Muscat: The US travel ban has hit many expatriate residents in Oman following the executive order banning entry to citizens of seven Muslim-majority countries.

Mohammad Ahmad, a Sudanese resident of Oman was supposed to meet his family in the US next month but his plans were quickly dashed after the US embassy stopped issuing visit visas following the executive order.

Ahmad has been working in Oman for the past 10 years and used to visit his Ohio-based family, who are permanent residents, every year without any obstacles.

“I hope the ban will be lifted, I would like to spend the holidays with them,” he said.

Murtada Hussain, an Iraqi national, said that he was shocked with the executive order, describing it as “racist”.

Now he is unable to attend his son’s university graduation next week.
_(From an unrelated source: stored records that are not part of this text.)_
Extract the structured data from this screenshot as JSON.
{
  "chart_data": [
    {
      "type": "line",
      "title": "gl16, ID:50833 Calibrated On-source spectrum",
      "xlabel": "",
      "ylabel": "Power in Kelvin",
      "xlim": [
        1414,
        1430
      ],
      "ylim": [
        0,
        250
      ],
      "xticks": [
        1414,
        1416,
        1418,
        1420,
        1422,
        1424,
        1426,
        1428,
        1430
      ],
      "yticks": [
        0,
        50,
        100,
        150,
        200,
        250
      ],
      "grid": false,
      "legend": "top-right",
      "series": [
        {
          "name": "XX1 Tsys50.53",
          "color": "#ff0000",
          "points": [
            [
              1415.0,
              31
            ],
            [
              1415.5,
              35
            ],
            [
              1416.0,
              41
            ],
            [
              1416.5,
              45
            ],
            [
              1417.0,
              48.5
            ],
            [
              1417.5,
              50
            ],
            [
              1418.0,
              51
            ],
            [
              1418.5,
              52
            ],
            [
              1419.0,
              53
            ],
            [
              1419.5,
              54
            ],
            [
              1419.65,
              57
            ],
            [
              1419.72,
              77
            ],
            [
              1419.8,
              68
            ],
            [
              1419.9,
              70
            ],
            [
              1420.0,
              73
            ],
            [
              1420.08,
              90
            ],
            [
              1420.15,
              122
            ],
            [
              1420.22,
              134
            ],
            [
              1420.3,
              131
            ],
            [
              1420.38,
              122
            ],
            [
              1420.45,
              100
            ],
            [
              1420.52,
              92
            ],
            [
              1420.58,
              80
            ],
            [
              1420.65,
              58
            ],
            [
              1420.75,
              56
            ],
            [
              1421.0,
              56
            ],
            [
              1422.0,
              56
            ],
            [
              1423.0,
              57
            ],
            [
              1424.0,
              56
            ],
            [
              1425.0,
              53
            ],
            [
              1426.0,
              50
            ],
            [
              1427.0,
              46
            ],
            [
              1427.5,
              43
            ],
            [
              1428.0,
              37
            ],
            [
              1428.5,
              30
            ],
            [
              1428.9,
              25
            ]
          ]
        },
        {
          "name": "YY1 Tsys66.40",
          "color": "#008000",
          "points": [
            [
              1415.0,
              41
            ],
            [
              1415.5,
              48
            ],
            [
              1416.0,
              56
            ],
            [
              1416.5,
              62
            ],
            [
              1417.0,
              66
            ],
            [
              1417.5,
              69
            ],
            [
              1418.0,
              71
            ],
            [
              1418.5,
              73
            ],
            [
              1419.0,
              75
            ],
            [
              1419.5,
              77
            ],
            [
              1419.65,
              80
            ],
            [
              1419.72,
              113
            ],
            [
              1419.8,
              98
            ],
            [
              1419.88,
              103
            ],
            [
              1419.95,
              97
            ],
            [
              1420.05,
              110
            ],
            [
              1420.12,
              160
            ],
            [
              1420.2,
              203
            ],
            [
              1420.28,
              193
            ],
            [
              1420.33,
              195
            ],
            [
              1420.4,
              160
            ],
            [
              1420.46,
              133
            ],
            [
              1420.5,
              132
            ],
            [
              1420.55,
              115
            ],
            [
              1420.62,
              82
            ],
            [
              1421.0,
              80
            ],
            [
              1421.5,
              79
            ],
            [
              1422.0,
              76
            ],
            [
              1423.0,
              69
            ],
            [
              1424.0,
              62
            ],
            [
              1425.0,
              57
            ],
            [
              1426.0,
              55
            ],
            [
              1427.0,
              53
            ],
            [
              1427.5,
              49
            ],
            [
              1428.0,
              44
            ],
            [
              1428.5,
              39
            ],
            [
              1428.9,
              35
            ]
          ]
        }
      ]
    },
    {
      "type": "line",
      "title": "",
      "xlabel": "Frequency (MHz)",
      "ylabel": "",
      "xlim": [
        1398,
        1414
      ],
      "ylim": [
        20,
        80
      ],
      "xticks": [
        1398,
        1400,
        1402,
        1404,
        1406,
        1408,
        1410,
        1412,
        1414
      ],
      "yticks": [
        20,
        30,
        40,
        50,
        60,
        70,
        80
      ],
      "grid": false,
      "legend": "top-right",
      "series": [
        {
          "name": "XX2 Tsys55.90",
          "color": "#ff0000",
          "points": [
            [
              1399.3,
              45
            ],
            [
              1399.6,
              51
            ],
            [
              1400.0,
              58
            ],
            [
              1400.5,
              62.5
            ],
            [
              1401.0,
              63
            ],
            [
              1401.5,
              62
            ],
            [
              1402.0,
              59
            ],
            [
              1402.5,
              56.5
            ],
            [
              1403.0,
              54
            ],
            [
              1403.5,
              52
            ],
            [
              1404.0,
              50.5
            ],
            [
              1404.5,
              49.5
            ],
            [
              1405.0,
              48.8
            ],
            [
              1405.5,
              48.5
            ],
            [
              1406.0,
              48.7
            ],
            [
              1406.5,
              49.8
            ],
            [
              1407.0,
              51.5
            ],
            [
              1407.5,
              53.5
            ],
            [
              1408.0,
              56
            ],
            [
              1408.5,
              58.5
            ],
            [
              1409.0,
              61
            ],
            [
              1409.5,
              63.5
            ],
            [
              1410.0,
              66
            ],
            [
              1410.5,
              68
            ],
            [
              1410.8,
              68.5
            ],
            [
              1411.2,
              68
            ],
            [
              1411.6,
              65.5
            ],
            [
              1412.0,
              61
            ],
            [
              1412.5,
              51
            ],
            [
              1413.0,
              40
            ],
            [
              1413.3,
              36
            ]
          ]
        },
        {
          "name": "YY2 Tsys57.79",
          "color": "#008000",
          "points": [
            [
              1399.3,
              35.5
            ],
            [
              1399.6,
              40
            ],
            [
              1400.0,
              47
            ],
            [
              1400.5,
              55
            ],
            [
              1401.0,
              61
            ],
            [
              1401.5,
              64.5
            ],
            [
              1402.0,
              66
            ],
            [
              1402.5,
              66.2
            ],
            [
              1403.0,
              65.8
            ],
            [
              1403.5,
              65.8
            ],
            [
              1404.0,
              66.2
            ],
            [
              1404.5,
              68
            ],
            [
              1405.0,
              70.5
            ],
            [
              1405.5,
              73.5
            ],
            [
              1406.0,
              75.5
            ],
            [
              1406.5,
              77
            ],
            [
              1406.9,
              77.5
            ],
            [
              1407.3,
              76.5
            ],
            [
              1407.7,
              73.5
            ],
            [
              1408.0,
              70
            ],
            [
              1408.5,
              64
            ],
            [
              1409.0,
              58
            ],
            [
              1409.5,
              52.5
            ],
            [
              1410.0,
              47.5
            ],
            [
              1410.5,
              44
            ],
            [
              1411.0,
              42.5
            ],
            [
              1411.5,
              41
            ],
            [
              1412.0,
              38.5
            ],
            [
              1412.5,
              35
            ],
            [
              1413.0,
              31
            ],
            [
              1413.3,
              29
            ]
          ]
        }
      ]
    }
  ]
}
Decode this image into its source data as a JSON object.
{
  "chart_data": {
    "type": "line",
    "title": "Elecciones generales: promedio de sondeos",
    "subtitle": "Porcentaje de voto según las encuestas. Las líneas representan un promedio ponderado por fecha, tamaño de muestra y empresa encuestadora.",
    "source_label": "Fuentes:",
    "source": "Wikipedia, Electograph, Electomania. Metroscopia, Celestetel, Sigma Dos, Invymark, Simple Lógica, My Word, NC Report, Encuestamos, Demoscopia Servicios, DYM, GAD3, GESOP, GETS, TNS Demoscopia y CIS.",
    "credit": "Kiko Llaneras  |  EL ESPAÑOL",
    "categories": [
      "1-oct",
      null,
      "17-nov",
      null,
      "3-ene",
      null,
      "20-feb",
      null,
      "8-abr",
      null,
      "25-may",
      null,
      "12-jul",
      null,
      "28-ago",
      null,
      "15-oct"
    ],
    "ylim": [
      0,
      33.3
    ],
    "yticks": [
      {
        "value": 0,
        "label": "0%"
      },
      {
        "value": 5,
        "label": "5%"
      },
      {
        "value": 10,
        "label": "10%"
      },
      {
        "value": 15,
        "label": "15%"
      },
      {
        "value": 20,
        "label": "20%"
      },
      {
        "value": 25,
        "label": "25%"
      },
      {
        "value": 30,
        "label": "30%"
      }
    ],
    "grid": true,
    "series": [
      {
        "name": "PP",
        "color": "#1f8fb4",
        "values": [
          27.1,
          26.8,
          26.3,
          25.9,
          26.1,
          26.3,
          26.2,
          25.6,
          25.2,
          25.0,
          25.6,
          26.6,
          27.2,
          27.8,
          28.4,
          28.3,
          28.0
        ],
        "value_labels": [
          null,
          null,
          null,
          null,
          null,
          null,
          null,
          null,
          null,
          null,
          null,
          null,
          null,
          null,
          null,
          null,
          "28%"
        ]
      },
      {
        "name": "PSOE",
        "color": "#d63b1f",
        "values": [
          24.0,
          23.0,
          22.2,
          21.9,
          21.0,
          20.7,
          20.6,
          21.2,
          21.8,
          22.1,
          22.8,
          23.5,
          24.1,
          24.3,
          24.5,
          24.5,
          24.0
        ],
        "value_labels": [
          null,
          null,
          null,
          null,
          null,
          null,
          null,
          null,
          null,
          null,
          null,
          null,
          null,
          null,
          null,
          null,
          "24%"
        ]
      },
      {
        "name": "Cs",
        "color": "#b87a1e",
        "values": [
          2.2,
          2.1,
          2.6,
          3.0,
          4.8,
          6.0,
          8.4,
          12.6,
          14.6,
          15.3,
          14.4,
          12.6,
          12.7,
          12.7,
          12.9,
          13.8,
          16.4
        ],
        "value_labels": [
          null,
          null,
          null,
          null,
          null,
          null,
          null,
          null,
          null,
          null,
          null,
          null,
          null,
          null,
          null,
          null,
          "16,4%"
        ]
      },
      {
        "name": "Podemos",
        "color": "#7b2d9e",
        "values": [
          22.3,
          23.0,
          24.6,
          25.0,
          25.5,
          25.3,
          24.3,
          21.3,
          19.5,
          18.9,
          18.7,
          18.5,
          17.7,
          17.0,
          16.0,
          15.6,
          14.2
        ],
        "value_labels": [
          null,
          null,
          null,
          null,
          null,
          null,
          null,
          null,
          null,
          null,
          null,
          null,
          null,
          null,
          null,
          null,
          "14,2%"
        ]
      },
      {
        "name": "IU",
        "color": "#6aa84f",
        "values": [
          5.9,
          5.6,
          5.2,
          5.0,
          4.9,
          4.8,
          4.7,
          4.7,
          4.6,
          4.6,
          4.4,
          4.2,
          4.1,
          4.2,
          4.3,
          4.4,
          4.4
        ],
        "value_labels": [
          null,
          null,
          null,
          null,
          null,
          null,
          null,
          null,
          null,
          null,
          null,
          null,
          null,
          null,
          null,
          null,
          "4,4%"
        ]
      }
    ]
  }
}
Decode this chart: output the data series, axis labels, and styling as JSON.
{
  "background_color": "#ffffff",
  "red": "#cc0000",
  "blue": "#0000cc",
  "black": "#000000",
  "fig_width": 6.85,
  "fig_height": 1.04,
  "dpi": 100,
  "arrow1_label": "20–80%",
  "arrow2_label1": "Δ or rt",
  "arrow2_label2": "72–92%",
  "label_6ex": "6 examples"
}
“My wife and I have been waiting for this moment, but now everything has fallen apart,” he told Gulf News.

The US embassy in Muscat has issued a standard advisory that any citizen of the seven banned countries will not be given a visa appointment.

“If you are a national, or dual national, of one of these countries, please do not schedule a visa appointment or pay any visa fees at this time as you will not be able to proceed with your visa interview,” the statement reads.

The statement added that travel for official governmental purposes, related to official business at or on behalf of designated international organisations, on behalf of the North Atlantic Treaty Organisation, or by certain officials is not subject to suspension.

Some airlines have also been rerouting and refunding passengers of those countries who can no longer fly to the US.

Qatar Airways, Emirates Airways and Turkish Airways have advised passengers from banned countries that they need to have either a permanent resident card (Green card) or diplomatic visa to travel.

The 90-day travel ban applies to citizens of Iraq, Libya, Iran, Somalia, Syria, Sudan and Yemen.